He walked me through the glass doors, and I thanked him for his time.
“For what it was worth. I’m sure all this melodrama will fizzle to nothing.” He rolled his shoulders. “Thought you and Big Guy were stuck in court for the rest of the century.”
“The case closed this morning. Surprise guilty plea.”
His beeper went off again. “Maybe that’s Himself giving me the good news…nope, more data from the ambulance…eighty-six-year-old male with subterranean pulse…at least we’re talking a full life span.”
He stashed the beeper. “Not that anyone makes those value judgments, of course.”
“Of course.”
We shook hands again.
He said, “The primary ‘terrible thing’ is Patty’s gone. I’m certain it’ll all boil down to Tanya being stressed out. You’ll help her come to grips with that.”

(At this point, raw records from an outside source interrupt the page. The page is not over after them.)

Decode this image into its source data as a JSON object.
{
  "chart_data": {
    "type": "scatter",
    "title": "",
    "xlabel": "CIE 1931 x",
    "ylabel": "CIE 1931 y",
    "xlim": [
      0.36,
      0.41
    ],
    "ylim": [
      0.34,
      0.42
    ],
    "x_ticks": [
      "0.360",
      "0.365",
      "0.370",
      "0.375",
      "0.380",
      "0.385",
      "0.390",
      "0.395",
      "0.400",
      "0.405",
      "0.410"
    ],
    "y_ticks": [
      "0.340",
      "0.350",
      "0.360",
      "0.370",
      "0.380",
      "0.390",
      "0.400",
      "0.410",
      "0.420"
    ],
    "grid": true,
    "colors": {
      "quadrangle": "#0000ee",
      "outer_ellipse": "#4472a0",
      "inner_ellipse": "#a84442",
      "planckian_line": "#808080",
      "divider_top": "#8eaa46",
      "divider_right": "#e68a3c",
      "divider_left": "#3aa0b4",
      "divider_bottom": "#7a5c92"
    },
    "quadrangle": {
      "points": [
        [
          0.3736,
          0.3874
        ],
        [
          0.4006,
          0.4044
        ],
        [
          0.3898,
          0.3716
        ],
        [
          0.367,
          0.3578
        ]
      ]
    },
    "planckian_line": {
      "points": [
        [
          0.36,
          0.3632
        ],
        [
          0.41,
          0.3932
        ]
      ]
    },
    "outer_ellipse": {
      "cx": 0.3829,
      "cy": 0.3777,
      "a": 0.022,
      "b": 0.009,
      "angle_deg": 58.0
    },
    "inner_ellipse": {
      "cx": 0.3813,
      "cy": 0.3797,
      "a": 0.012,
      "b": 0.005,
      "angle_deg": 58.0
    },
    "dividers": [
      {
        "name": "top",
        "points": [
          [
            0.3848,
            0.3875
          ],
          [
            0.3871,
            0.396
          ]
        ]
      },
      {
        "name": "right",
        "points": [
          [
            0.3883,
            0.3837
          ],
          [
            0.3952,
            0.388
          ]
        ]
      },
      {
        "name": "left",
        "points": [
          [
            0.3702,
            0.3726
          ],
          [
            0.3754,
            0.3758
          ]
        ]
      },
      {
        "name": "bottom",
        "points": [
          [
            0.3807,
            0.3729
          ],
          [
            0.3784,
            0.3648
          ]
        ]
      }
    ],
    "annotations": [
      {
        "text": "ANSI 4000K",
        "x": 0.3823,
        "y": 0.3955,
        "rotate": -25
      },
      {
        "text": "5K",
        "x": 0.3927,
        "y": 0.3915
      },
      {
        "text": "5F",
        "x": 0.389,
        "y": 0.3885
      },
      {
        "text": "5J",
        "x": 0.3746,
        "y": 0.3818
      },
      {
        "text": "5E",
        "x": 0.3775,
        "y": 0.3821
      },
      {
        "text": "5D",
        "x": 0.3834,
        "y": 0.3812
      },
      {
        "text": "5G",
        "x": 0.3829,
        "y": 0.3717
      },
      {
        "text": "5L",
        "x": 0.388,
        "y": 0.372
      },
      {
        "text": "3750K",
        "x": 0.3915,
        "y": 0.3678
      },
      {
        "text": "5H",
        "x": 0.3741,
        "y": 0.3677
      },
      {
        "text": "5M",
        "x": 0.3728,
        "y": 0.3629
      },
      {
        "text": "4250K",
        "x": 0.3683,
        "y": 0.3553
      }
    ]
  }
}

As I turned to leave, he said, “Patty was a great nurse. She should have attended some of those parties.”
CHAPTER 3
My house sits high above Beverly Glen, paper-white and sharp-edged, a pale wound in the green. Sometimes as I approach, it seems a foreign place, fashioned for someone with cold sensibilities. Inside, it’s high walls, big windows, hard floors, soft furniture to gentle the edges. An assertive silence I can live with because Robin’s back.

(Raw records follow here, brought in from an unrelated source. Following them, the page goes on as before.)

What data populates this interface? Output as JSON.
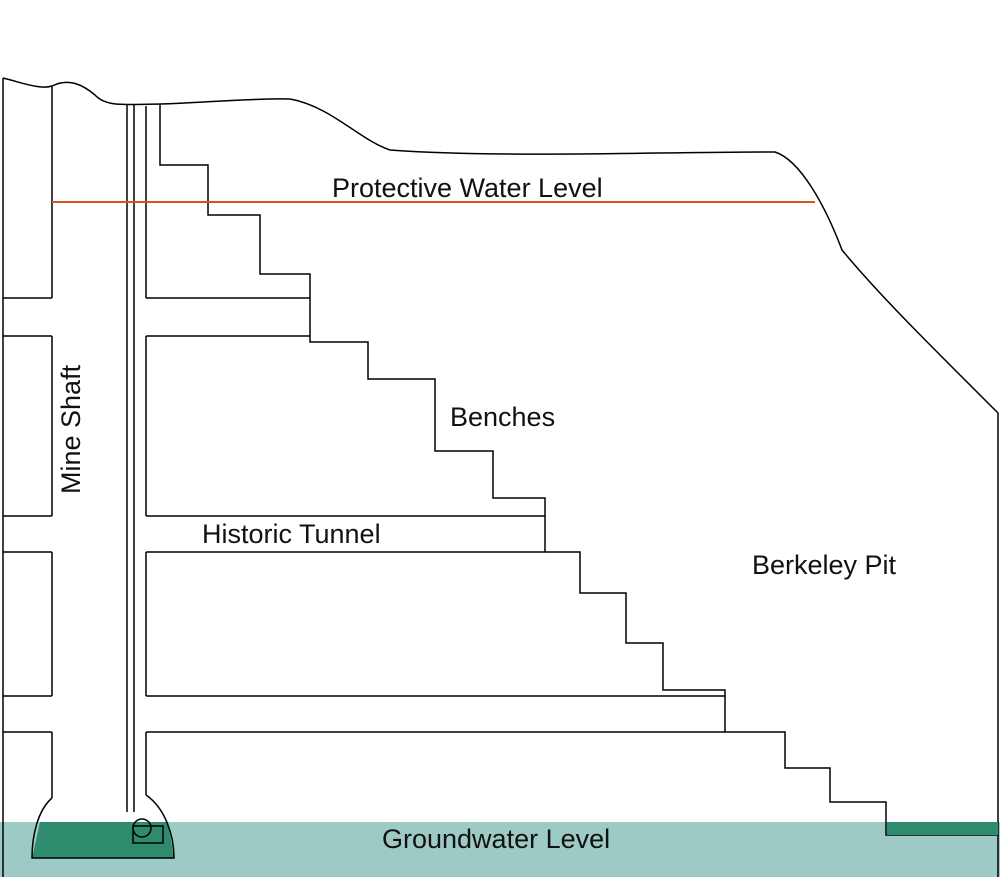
{
  "diagram": {
    "labels": {
      "protective_water_level": "Protective Water Level",
      "benches": "Benches",
      "mine_shaft": "Mine Shaft",
      "historic_tunnel": "Historic Tunnel",
      "berkeley_pit": "Berkeley Pit",
      "groundwater_level": "Groundwater Level"
    },
    "colors": {
      "protective_line": "#d9531e",
      "groundwater_band": "#9ecac5",
      "sump_water": "#2e8b6e",
      "outline": "#000000",
      "background": "#ffffff"
    }
  }
}
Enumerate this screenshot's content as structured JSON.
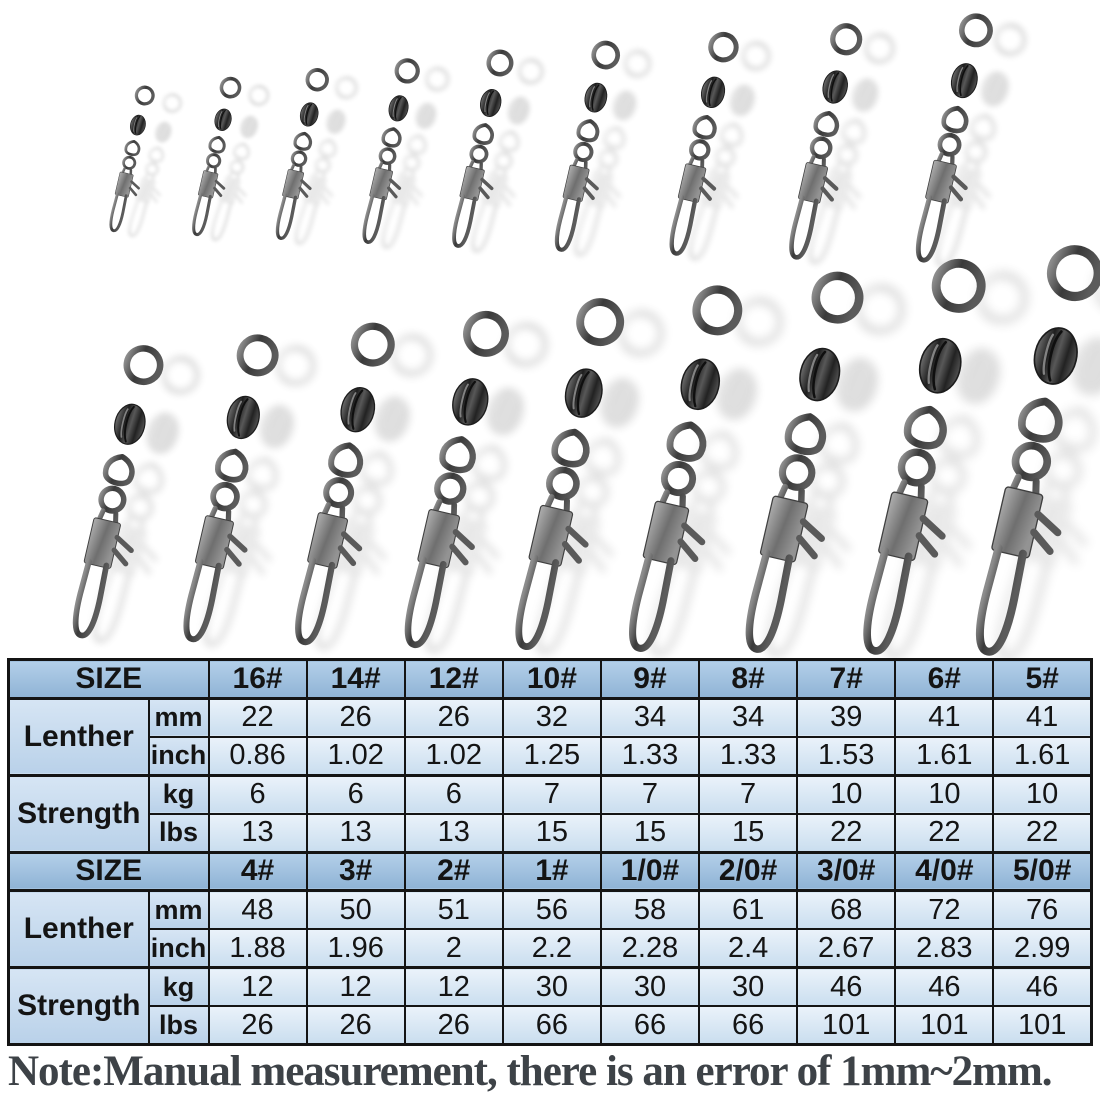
{
  "illustrations": {
    "alt": "fishing barrel swivels with interlock snaps, two rows, sizes increasing left to right",
    "row1_count": 9,
    "row2_count": 9
  },
  "table": {
    "sections": [
      {
        "size_label": "SIZE",
        "sizes": [
          "16#",
          "14#",
          "12#",
          "10#",
          "9#",
          "8#",
          "7#",
          "6#",
          "5#"
        ],
        "lenther_mm": [
          "22",
          "26",
          "26",
          "32",
          "34",
          "34",
          "39",
          "41",
          "41"
        ],
        "lenther_inch": [
          "0.86",
          "1.02",
          "1.02",
          "1.25",
          "1.33",
          "1.33",
          "1.53",
          "1.61",
          "1.61"
        ],
        "strength_kg": [
          "6",
          "6",
          "6",
          "7",
          "7",
          "7",
          "10",
          "10",
          "10"
        ],
        "strength_lbs": [
          "13",
          "13",
          "13",
          "15",
          "15",
          "15",
          "22",
          "22",
          "22"
        ]
      },
      {
        "size_label": "SIZE",
        "sizes": [
          "4#",
          "3#",
          "2#",
          "1#",
          "1/0#",
          "2/0#",
          "3/0#",
          "4/0#",
          "5/0#"
        ],
        "lenther_mm": [
          "48",
          "50",
          "51",
          "56",
          "58",
          "61",
          "68",
          "72",
          "76"
        ],
        "lenther_inch": [
          "1.88",
          "1.96",
          "2",
          "2.2",
          "2.28",
          "2.4",
          "2.67",
          "2.83",
          "2.99"
        ],
        "strength_kg": [
          "12",
          "12",
          "12",
          "30",
          "30",
          "30",
          "46",
          "46",
          "46"
        ],
        "strength_lbs": [
          "26",
          "26",
          "26",
          "66",
          "66",
          "66",
          "101",
          "101",
          "101"
        ]
      }
    ],
    "group_labels": {
      "lenther": "Lenther",
      "strength": "Strength"
    },
    "unit_labels": {
      "mm": "mm",
      "inch": "inch",
      "kg": "kg",
      "lbs": "lbs"
    }
  },
  "note": "Note:Manual measurement, there is an error of 1mm~2mm.",
  "colors": {
    "header_blue_top": "#b3cfe9",
    "header_blue_bottom": "#8fb3d5",
    "label_blue_top": "#d6e5f4",
    "label_blue_bottom": "#b9d1e9",
    "cell_blue_top": "#eaf2fa",
    "cell_blue_bottom": "#cadeef",
    "table_border": "#141414",
    "note_text": "#3d4247",
    "metal_dark": "#2e2e2e",
    "metal_light": "#9a9a9a"
  }
}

This week she was away, at a luthiers’ convention up in Healdsburg, showing two guitars and a mandolin. But for the trial, I might’ve gone with her.

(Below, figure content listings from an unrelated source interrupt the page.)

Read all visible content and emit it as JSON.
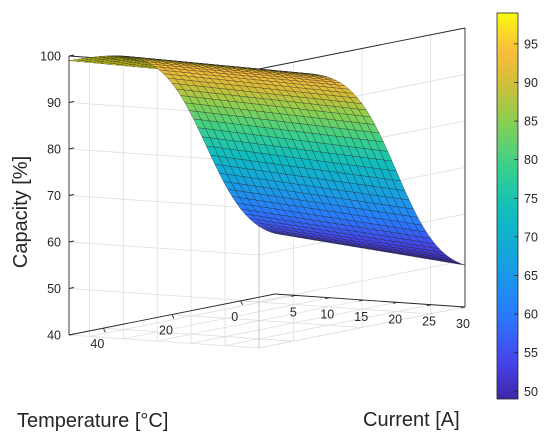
{
  "chart_data": {
    "type": "surface",
    "title": "",
    "xlabel": "Current [A]",
    "ylabel": "Temperature [°C]",
    "zlabel": "Capacity [%]",
    "x_ticks": [
      5,
      10,
      15,
      20,
      25,
      30
    ],
    "y_ticks": [
      0,
      20,
      40
    ],
    "z_ticks": [
      40,
      50,
      60,
      70,
      80,
      90,
      100
    ],
    "xlim": [
      2,
      30
    ],
    "ylim": [
      -10,
      50
    ],
    "zlim": [
      40,
      100
    ],
    "colorbar_ticks": [
      50,
      55,
      60,
      65,
      70,
      75,
      80,
      85,
      90,
      95
    ],
    "colorbar_range": [
      49,
      99
    ],
    "colormap": "parula",
    "grid": true,
    "surface_model": {
      "x_range": [
        2,
        30
      ],
      "y_range": [
        -10,
        50
      ],
      "corner_values": {
        "low_current_low_temp": 53,
        "low_current_high_temp": 99,
        "high_current_low_temp": 49,
        "high_current_high_temp": 98
      },
      "temperature_transition_center": 10,
      "temperature_transition_width": 7
    }
  }
}
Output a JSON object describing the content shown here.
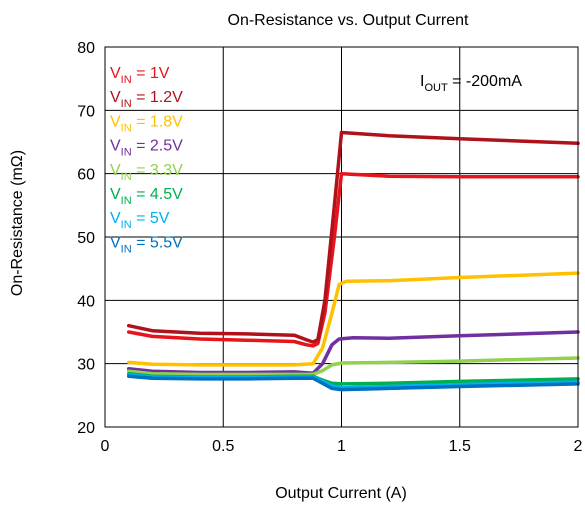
{
  "chart_data": {
    "type": "line",
    "title": "On-Resistance vs. Output Current",
    "xlabel": "Output Current (A)",
    "ylabel": "On-Resistance (mΩ)",
    "xlim": [
      0,
      2
    ],
    "ylim": [
      20,
      80
    ],
    "xticks": [
      0,
      0.5,
      1,
      1.5,
      2
    ],
    "xtick_labels": [
      "0",
      "0.5",
      "1",
      "1.5",
      "2"
    ],
    "yticks": [
      20,
      30,
      40,
      50,
      60,
      70,
      80
    ],
    "ytick_labels": [
      "20",
      "30",
      "40",
      "50",
      "60",
      "70",
      "80"
    ],
    "grid": true,
    "legend_position": "top-left",
    "annotation": {
      "main": "I",
      "sub": "OUT",
      "rest": " = -200mA"
    },
    "series": [
      {
        "name": "VIN = 1V",
        "label_main": "V",
        "label_sub": "IN",
        "label_rest": " = 1V",
        "color": "#e8141c",
        "x": [
          0.1,
          0.2,
          0.4,
          0.6,
          0.8,
          0.85,
          0.88,
          0.9,
          0.93,
          0.97,
          1.0,
          1.2,
          1.5,
          2.0
        ],
        "y": [
          35.0,
          34.3,
          33.9,
          33.7,
          33.5,
          33.0,
          32.8,
          33.2,
          38.0,
          50.0,
          60.0,
          59.6,
          59.5,
          59.5
        ]
      },
      {
        "name": "VIN = 1.2V",
        "label_main": "V",
        "label_sub": "IN",
        "label_rest": " = 1.2V",
        "color": "#b0121b",
        "x": [
          0.1,
          0.2,
          0.4,
          0.6,
          0.8,
          0.85,
          0.88,
          0.9,
          0.93,
          0.97,
          1.0,
          1.2,
          1.5,
          2.0
        ],
        "y": [
          36.0,
          35.2,
          34.8,
          34.7,
          34.5,
          33.8,
          33.4,
          33.8,
          40.0,
          55.0,
          66.5,
          66.0,
          65.5,
          64.8
        ]
      },
      {
        "name": "VIN = 1.8V",
        "label_main": "V",
        "label_sub": "IN",
        "label_rest": " = 1.8V",
        "color": "#ffc000",
        "x": [
          0.1,
          0.2,
          0.4,
          0.6,
          0.8,
          0.88,
          0.92,
          0.96,
          0.99,
          1.02,
          1.2,
          1.5,
          2.0
        ],
        "y": [
          30.2,
          29.9,
          29.8,
          29.8,
          29.8,
          30.0,
          32.5,
          38.0,
          42.5,
          43.0,
          43.1,
          43.6,
          44.3
        ]
      },
      {
        "name": "VIN = 2.5V",
        "label_main": "V",
        "label_sub": "IN",
        "label_rest": " = 2.5V",
        "color": "#7030a0",
        "x": [
          0.1,
          0.2,
          0.4,
          0.6,
          0.8,
          0.88,
          0.92,
          0.96,
          0.99,
          1.05,
          1.2,
          1.5,
          2.0
        ],
        "y": [
          29.2,
          28.8,
          28.6,
          28.6,
          28.7,
          28.5,
          30.0,
          33.0,
          33.9,
          34.1,
          34.0,
          34.4,
          35.0
        ]
      },
      {
        "name": "VIN = 3.3V",
        "label_main": "V",
        "label_sub": "IN",
        "label_rest": " = 3.3V",
        "color": "#92d050",
        "x": [
          0.1,
          0.2,
          0.4,
          0.6,
          0.8,
          0.88,
          0.92,
          0.96,
          1.0,
          1.2,
          1.5,
          2.0
        ],
        "y": [
          28.8,
          28.4,
          28.3,
          28.3,
          28.3,
          28.3,
          28.9,
          29.8,
          30.1,
          30.2,
          30.4,
          30.9
        ]
      },
      {
        "name": "VIN = 4.5V",
        "label_main": "V",
        "label_sub": "IN",
        "label_rest": " = 4.5V",
        "color": "#00b050",
        "x": [
          0.1,
          0.2,
          0.4,
          0.6,
          0.8,
          0.88,
          0.92,
          0.96,
          1.0,
          1.2,
          1.5,
          2.0
        ],
        "y": [
          28.4,
          28.0,
          27.9,
          27.9,
          28.0,
          28.0,
          27.4,
          26.9,
          26.8,
          26.9,
          27.2,
          27.6
        ]
      },
      {
        "name": "VIN = 5V",
        "label_main": "V",
        "label_sub": "IN",
        "label_rest": " = 5V",
        "color": "#00b0f0",
        "x": [
          0.1,
          0.2,
          0.4,
          0.6,
          0.8,
          0.88,
          0.92,
          0.96,
          1.0,
          1.2,
          1.5,
          2.0
        ],
        "y": [
          28.2,
          27.9,
          27.8,
          27.8,
          27.9,
          27.9,
          27.2,
          26.5,
          26.2,
          26.4,
          26.7,
          27.1
        ]
      },
      {
        "name": "VIN = 5.5V",
        "label_main": "V",
        "label_sub": "IN",
        "label_rest": " = 5.5V",
        "color": "#0070c0",
        "x": [
          0.1,
          0.2,
          0.4,
          0.6,
          0.8,
          0.88,
          0.92,
          0.96,
          1.0,
          1.2,
          1.5,
          2.0
        ],
        "y": [
          28.0,
          27.7,
          27.6,
          27.6,
          27.7,
          27.7,
          26.9,
          26.1,
          25.9,
          26.1,
          26.4,
          26.8
        ]
      }
    ]
  }
}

We’re back together after two breakups, seem to be getting it right. When I start wondering about the future, I stop myself. If you want to get fancy, that’s cognitive behavior therapy.
Along with her clothes and her books and her drawing pencils, she brought a ten-week-old, fawn-colored French bulldog pup and offered me naming honors. The dog flourished in the company of strangers so I christened her Blanche.